Perhaps Brown’s case is an anomaly, and as proud Nevadans, we would like it to be so. Still, it’s not difficult to understand why people would accuse Nevada of dumping mental health patients. The state, as a whole, has been negligent when it comes to mental health care, much less social services. Mental health budgets have been sparse and have repeatedly been targeted for cuts. Given that, were one-way bus tickets the best the state could do? Was “Greyhound therapy” a way to ease an overcrowded system?

That would be a crass and cynical view that we hope isn’t true, but Nevada’s attitude toward the mentally ill has been awful. At best, it’s an attitude of benign neglect; at worst, it’s cold-hearted and mean. There’s a prevailing belief that people should pull themselves up by their bootstraps, and the taxpayers aren’t responsible.

But what about the people who don’t have the ability, means or support to pull themselves up? People such as James Flavy Coy Brown.

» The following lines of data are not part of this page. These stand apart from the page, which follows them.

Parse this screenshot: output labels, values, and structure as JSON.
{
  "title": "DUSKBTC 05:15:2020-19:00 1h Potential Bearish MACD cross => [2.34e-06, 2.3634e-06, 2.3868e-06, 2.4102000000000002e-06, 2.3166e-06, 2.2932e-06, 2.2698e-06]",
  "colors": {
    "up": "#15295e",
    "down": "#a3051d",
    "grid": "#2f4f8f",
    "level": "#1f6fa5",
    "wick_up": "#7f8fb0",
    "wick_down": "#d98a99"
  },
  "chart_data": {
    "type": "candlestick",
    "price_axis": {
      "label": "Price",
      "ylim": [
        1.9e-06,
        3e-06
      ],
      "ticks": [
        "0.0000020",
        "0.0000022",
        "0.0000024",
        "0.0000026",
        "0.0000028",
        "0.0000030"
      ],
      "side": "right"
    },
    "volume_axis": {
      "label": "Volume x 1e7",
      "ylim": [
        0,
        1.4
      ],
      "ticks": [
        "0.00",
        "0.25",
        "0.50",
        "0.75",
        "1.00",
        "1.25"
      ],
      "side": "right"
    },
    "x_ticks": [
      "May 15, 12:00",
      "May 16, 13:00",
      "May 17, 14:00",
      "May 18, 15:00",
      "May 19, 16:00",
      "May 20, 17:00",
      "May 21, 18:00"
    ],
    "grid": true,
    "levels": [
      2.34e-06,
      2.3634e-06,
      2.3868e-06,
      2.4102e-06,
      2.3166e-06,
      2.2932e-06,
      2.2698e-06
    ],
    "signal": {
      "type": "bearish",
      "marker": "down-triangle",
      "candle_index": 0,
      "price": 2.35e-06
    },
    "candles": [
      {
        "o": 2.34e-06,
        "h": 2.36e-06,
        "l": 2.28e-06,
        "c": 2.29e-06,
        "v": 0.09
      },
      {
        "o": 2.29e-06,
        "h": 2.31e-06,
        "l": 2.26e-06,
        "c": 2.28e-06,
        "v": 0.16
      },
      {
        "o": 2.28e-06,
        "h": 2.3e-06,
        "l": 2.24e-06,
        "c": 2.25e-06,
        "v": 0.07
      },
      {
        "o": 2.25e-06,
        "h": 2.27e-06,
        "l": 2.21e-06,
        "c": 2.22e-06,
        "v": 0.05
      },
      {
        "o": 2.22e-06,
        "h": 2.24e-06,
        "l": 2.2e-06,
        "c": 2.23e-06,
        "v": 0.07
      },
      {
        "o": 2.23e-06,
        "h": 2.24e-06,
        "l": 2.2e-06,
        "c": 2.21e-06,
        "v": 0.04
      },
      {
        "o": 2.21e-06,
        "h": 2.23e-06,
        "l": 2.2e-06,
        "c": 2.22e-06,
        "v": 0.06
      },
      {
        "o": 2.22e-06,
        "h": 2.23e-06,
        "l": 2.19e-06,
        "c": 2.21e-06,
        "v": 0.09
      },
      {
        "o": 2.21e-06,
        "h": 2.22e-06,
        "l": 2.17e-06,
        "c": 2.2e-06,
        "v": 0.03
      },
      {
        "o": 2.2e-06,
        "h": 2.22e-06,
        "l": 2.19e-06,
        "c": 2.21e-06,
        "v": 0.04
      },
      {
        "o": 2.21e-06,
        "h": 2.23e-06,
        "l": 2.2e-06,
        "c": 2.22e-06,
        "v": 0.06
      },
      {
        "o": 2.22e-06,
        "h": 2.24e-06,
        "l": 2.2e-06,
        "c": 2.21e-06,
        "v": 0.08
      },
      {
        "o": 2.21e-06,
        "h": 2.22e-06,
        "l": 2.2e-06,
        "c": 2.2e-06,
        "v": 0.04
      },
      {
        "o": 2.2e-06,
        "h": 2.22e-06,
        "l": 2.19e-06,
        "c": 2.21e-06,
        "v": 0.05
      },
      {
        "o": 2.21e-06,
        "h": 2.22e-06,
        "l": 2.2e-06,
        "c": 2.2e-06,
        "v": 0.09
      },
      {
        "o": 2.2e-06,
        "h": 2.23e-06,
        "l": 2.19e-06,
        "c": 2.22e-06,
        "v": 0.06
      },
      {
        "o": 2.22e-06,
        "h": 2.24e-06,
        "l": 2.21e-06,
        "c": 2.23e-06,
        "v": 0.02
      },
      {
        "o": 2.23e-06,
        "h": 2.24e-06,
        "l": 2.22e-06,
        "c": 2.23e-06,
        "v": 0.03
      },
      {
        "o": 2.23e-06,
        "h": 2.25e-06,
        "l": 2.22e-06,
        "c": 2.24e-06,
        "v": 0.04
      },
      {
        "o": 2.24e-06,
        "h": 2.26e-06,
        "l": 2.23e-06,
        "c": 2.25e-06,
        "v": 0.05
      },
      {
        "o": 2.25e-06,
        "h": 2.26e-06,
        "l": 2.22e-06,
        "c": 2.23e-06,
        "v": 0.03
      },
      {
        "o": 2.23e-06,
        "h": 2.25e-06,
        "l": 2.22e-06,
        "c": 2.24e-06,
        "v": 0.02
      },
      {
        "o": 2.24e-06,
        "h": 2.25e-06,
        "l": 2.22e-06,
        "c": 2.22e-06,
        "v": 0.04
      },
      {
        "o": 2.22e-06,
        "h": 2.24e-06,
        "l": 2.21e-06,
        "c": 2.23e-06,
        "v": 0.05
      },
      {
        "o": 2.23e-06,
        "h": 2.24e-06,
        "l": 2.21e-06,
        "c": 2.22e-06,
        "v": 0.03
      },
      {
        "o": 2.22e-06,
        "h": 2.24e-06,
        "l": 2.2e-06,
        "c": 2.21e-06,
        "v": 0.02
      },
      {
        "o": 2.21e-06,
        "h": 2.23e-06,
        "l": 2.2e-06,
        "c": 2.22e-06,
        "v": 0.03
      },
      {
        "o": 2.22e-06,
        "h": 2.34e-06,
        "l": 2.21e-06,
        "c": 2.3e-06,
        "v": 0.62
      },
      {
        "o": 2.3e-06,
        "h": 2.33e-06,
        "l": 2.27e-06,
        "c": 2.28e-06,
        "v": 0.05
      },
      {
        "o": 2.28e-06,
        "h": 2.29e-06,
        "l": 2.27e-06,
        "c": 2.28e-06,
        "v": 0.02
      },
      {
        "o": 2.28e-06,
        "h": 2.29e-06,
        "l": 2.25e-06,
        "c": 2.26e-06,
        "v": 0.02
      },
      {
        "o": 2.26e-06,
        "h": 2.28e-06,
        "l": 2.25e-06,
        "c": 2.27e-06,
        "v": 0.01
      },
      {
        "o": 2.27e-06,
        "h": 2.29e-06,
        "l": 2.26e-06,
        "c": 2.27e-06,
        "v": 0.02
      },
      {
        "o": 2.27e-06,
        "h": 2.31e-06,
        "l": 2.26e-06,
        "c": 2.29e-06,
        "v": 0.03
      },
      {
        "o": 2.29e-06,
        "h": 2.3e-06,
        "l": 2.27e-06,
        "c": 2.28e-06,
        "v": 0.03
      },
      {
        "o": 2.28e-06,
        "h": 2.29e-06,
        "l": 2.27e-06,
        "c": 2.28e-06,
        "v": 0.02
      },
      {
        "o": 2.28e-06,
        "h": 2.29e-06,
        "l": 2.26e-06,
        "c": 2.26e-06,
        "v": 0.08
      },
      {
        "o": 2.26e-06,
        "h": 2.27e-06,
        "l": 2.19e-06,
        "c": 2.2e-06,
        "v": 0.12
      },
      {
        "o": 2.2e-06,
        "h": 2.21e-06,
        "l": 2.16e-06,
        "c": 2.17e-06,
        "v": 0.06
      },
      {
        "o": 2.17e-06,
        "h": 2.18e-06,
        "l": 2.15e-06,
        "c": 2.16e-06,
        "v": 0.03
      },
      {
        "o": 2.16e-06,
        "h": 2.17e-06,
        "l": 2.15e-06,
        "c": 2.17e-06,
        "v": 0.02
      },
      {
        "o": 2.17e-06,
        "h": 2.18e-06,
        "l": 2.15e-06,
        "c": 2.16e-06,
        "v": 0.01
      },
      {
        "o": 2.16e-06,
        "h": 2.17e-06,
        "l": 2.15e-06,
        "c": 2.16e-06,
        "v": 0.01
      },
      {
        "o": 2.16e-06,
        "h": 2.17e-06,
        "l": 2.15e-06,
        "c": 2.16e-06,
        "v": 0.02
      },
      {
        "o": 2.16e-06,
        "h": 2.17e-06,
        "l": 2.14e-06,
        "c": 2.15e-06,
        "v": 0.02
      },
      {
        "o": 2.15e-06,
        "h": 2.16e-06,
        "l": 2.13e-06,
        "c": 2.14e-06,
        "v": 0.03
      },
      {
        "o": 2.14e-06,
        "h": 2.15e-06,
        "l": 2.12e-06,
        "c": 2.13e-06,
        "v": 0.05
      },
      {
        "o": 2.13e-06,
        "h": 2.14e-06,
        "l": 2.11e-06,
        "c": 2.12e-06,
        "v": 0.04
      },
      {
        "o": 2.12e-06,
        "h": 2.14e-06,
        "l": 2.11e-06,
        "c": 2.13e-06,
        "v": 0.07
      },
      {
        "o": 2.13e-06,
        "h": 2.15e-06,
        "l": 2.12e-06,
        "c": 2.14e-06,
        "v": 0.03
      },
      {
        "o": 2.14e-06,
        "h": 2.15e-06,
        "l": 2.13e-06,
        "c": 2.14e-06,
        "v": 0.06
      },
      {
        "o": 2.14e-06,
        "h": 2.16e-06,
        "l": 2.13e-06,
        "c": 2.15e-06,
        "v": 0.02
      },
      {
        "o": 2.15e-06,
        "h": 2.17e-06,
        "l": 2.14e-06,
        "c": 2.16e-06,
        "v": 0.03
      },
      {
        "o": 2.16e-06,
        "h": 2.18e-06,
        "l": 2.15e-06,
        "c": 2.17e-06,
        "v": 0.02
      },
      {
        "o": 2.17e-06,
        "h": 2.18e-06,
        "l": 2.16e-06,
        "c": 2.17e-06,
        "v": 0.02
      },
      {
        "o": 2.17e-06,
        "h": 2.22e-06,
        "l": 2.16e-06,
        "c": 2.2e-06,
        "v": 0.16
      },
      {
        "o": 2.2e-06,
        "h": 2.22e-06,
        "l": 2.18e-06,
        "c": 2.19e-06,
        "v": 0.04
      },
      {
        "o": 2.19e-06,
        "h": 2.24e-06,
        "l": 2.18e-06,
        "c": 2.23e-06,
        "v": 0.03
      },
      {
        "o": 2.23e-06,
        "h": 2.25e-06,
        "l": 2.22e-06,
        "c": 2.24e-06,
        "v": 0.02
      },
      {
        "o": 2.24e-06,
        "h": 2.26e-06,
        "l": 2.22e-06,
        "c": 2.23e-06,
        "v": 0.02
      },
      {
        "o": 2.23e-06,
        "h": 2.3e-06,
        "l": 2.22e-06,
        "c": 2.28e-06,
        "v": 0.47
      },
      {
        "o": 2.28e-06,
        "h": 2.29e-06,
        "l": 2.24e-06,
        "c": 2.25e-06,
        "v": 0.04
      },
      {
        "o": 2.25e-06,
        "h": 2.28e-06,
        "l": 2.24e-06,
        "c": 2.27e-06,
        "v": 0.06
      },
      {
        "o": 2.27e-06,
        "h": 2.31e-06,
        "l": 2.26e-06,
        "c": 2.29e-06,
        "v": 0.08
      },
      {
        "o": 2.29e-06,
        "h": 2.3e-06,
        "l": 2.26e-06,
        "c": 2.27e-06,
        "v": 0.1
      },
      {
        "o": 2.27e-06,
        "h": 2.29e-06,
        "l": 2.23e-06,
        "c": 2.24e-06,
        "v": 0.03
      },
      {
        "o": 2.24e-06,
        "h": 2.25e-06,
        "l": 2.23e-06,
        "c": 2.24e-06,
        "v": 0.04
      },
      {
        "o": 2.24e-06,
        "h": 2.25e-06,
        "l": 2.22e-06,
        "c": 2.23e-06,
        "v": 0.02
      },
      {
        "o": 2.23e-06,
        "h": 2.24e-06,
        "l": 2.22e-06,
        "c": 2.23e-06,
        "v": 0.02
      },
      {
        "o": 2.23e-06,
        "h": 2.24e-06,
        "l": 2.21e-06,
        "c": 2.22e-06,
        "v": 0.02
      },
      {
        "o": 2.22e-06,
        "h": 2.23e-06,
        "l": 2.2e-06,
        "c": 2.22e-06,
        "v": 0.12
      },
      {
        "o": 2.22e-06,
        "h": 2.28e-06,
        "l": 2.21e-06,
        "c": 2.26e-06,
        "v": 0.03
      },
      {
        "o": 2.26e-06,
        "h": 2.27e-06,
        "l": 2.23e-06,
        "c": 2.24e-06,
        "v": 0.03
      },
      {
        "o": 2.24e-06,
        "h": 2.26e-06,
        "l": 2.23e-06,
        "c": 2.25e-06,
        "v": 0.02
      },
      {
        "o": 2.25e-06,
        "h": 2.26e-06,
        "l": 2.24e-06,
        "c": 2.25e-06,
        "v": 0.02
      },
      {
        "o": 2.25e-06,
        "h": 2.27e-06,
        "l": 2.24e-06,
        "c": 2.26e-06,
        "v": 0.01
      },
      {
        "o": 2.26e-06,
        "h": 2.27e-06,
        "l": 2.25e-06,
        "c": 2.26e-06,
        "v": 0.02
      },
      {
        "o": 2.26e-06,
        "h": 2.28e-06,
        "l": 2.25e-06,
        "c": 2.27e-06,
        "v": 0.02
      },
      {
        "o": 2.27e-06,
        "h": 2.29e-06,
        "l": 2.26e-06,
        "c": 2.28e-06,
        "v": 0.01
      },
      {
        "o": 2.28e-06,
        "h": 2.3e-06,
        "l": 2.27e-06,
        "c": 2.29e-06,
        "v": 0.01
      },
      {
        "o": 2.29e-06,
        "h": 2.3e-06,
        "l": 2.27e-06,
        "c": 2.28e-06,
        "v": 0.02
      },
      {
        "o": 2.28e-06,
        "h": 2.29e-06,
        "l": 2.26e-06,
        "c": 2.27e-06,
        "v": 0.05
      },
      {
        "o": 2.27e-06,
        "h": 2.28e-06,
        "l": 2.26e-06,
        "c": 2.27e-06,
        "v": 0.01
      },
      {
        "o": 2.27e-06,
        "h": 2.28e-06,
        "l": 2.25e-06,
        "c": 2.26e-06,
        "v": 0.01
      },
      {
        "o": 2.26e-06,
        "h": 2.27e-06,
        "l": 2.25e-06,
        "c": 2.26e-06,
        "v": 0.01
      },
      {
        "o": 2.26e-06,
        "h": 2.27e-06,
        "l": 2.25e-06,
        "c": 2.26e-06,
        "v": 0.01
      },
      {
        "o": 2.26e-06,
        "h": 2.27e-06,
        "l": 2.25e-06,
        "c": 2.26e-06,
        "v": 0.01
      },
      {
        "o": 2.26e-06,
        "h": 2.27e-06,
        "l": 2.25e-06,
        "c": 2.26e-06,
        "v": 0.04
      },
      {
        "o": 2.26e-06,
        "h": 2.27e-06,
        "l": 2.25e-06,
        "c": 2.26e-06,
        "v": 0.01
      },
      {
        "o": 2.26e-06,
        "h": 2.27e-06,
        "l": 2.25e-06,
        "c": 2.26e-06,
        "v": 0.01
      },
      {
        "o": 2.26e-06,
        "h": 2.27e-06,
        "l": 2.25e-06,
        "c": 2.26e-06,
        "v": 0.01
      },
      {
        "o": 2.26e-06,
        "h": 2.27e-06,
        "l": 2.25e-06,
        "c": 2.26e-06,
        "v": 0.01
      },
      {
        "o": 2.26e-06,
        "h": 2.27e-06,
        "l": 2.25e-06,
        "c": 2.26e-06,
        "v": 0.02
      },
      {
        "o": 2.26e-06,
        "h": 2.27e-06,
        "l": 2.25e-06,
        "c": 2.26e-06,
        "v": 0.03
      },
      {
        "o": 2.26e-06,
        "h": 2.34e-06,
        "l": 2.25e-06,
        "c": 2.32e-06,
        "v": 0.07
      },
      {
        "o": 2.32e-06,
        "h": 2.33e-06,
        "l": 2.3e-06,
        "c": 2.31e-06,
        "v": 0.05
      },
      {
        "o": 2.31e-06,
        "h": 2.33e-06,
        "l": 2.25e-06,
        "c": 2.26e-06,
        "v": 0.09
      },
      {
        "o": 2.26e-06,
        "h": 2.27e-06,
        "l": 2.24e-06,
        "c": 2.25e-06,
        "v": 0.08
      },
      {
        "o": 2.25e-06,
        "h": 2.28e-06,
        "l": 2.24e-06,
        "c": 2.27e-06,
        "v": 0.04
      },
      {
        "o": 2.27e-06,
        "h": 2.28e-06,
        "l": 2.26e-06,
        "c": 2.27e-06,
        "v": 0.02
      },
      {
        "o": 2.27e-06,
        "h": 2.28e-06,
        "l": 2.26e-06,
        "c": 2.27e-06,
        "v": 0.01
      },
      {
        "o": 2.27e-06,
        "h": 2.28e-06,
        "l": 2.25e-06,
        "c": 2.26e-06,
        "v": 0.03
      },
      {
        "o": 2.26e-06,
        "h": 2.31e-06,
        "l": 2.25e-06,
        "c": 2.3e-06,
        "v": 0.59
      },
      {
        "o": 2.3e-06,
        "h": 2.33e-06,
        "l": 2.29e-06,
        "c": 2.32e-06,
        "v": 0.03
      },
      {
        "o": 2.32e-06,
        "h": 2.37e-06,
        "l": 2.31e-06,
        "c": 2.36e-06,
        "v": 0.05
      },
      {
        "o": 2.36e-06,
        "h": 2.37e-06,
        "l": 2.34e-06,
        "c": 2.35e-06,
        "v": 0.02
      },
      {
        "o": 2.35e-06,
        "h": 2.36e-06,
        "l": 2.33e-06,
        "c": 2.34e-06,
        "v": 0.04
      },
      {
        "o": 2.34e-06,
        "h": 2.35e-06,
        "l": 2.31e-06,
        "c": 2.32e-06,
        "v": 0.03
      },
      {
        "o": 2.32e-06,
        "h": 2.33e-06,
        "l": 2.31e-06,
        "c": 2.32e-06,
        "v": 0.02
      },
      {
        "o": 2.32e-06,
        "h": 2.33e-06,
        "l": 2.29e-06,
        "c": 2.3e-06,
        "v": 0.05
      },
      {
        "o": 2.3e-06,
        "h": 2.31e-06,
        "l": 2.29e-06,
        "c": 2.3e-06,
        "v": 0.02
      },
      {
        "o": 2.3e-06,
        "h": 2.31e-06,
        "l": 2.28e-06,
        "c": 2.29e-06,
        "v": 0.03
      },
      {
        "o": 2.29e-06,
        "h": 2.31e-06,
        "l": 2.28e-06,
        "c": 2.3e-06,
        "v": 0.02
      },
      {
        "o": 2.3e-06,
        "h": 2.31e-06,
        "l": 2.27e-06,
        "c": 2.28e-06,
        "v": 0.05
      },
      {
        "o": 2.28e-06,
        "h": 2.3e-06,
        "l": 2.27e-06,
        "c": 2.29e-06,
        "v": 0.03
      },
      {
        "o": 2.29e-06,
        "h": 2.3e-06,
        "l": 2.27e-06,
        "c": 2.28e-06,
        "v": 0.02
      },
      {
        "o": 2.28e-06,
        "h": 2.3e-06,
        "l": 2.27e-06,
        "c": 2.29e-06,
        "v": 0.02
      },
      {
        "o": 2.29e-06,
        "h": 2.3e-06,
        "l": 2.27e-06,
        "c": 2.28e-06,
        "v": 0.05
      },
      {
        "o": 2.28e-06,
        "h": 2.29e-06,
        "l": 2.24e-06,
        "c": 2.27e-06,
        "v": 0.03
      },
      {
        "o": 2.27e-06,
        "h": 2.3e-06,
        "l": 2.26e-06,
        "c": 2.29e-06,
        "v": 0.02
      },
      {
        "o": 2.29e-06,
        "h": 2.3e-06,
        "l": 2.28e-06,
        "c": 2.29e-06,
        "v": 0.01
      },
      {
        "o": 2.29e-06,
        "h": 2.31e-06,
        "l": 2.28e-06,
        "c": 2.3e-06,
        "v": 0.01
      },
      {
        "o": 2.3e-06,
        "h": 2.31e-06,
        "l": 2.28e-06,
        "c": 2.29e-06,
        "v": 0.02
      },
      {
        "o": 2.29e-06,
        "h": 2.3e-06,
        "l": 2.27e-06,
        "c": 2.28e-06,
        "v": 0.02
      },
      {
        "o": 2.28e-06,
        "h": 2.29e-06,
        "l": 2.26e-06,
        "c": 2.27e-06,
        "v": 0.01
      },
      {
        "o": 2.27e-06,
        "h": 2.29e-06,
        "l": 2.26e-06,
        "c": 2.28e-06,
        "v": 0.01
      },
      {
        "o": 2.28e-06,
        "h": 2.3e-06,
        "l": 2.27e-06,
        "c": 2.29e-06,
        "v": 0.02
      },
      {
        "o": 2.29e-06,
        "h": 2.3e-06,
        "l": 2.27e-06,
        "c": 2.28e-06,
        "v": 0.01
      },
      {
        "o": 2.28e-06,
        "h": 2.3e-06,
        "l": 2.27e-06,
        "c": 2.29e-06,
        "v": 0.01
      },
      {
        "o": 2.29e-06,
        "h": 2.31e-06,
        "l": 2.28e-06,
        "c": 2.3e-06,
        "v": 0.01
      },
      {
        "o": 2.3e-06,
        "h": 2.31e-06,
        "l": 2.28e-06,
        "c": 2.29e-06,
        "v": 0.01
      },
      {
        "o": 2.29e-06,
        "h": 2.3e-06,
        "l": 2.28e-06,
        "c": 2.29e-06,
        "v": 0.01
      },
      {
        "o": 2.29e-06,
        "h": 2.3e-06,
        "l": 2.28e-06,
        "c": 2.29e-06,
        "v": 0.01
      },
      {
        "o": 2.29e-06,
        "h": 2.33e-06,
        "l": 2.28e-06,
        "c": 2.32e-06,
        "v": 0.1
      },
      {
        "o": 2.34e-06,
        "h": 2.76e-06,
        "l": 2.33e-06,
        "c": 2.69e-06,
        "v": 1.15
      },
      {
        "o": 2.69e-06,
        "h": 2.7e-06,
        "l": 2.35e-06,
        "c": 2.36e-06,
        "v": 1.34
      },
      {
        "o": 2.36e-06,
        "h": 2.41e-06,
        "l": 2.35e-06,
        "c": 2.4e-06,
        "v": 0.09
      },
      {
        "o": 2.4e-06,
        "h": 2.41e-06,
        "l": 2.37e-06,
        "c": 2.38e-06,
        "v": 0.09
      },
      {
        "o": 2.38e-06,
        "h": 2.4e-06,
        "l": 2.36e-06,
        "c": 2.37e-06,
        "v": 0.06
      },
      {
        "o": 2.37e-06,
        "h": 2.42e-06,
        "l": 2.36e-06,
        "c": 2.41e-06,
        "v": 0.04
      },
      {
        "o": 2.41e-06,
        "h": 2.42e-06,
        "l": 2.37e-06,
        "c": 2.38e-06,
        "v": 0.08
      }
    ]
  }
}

It has been said that a society is measured by the way it treats its weakest members, and Brown’s case speaks volumes. It’s not acceptable that even one person was treated this way.

Nevadans need to do some soul searching. Brown’s case and the allegations of patient dumping are symptoms of a state that has ignored problems and left the most vulnerable in jeopardy. That has to change.

The Bee’s stories have left a deserved black eye on the state. Improving social services and mental health care are issues that won’t win much applause, much less elections, but political and civic leaders have to take on the task. Nevada has to be better than this.